Ce 3eme et dernier opus de la trilogie est un poil en dessous de ses deux prédécesseurs, mais on ne se voilera pas la face "The Godfather 3eme partie" reste un film parfait.
Une bonne suite mais loin d'égaler les 2 précédents, on retrouve avec plaisir quelques personnages qui en ont fait une réussite avec en supplément Joe Mantegna, Andy Garcia et surtout le Tuco du bon, la brute et le truand, Eli Wallach. Un bon film.
Certainement pas le meilleurs des trois films mais bien au dessus de la majorité de la production.
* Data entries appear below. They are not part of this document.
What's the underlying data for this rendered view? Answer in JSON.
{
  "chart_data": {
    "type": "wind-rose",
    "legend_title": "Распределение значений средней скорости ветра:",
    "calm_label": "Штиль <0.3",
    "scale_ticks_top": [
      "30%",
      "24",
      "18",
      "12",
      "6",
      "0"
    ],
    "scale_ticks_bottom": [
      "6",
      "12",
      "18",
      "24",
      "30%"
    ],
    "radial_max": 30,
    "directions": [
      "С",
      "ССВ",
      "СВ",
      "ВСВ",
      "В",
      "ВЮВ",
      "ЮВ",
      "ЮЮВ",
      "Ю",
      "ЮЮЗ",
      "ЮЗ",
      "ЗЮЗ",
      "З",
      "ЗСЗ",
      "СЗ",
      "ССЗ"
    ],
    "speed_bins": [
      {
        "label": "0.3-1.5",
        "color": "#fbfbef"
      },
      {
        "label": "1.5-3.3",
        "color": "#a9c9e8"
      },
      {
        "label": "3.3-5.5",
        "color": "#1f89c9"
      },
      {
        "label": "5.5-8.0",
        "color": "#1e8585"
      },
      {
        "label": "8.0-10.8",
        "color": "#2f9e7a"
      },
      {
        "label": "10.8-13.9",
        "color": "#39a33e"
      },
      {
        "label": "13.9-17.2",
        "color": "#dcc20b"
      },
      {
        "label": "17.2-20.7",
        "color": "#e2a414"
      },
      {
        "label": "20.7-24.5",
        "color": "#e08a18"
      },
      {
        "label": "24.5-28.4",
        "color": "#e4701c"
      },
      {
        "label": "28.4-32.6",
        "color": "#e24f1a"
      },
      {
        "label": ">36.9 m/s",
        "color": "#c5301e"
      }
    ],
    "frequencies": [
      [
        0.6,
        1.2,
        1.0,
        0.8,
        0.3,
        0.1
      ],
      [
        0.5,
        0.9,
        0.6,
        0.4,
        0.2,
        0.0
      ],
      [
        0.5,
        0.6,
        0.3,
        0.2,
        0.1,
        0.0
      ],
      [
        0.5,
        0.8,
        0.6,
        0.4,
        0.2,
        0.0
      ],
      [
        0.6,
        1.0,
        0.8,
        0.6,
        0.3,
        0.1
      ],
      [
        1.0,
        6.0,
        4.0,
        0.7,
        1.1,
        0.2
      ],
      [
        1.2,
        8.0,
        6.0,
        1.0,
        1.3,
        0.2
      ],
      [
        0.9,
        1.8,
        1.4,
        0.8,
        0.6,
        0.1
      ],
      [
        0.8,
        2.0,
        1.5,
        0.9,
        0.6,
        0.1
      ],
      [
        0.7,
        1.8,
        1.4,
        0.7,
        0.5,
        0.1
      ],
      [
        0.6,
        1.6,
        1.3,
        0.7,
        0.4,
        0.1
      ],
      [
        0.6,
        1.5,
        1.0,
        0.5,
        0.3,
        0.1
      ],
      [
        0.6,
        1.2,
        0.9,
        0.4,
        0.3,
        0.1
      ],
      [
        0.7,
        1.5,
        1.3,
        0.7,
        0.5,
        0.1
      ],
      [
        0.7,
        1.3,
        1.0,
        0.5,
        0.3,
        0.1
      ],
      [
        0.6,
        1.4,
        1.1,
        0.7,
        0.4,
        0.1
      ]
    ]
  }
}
Et puis surtout... quel final ! cette scène d'opéra et sa suite directe dans les marches d'escalier, ce cri muet.... Des fois Coppola à tout de même des raisons d'être mégalo.
Dix-huit ans après la sortie du premier opus et seize ans après celle du deuxième opus, voici la conclusion dont cette trilogie grandiose avait besoin pour se finir magistralement.
Je lis souvent que ce n'est pas le meilleur, mais j'ai beaucoup aimé les références aux anciens, voir Andy Garcia et quelques assassinats qui rappellent le 2e volet, spoiler: sans compter le final à l'opéra et le visage de Michael pour ce qu'il se passe . Al Pacino m'a bluffé ! Il y a une morale à la fin et Mario Puzo avait imaginé une suite (Qui n'apparaît pas ici). La clôture est réussie à mon goût et me rend toujours nostalgique la dernière minute au moment du générique. Sans doute est-ce du à cette extraordinaire refrain qui vous hante pendant 1 semaine... Seul hic de cette trilogie :)
Après un deuxième volet qui m'a passablement déçu, je retrouve ici quelque peu le plaisir que j'ai eu à visionner le tout premier opus. On suit de nouveau Michael Corléone (Al Pacino), qui a bien vieilli et cherche la rédemption pendant qu'un jeune loup (Andy Garcia) se verrait bien reprendre les rênes de la "famille". L'intrigue est beaucoup plus intéressante dans cet ultime volet et malgré les 2h40, on ne décroche jamais vraiment à la faveur de nombreux rebondissements et d'une galerie de personnages utiles. Pas mal d'émotion transpire également de ce métrage, bien plus que lors du précédent et l'on suit l'avancée des personnages principaux avec un réel intérêt et ce jusqu'au final parfaitement maîtrisé et qui vient enfin boucler la boucle de la véritable lignée des Corléone. Une fresque assez passionnante à suivre pour le coup malgré comme d'habitude pas mal de temps morts et un épilogue de belle qualité pour l'une des plus grande trilogie de l'histoire du cinéma. Une fin à la hauteur donc et des interprétations de grande qualité remontent allègrement le niveau de la deuxième partie, longue et peu palpitante à mon sens.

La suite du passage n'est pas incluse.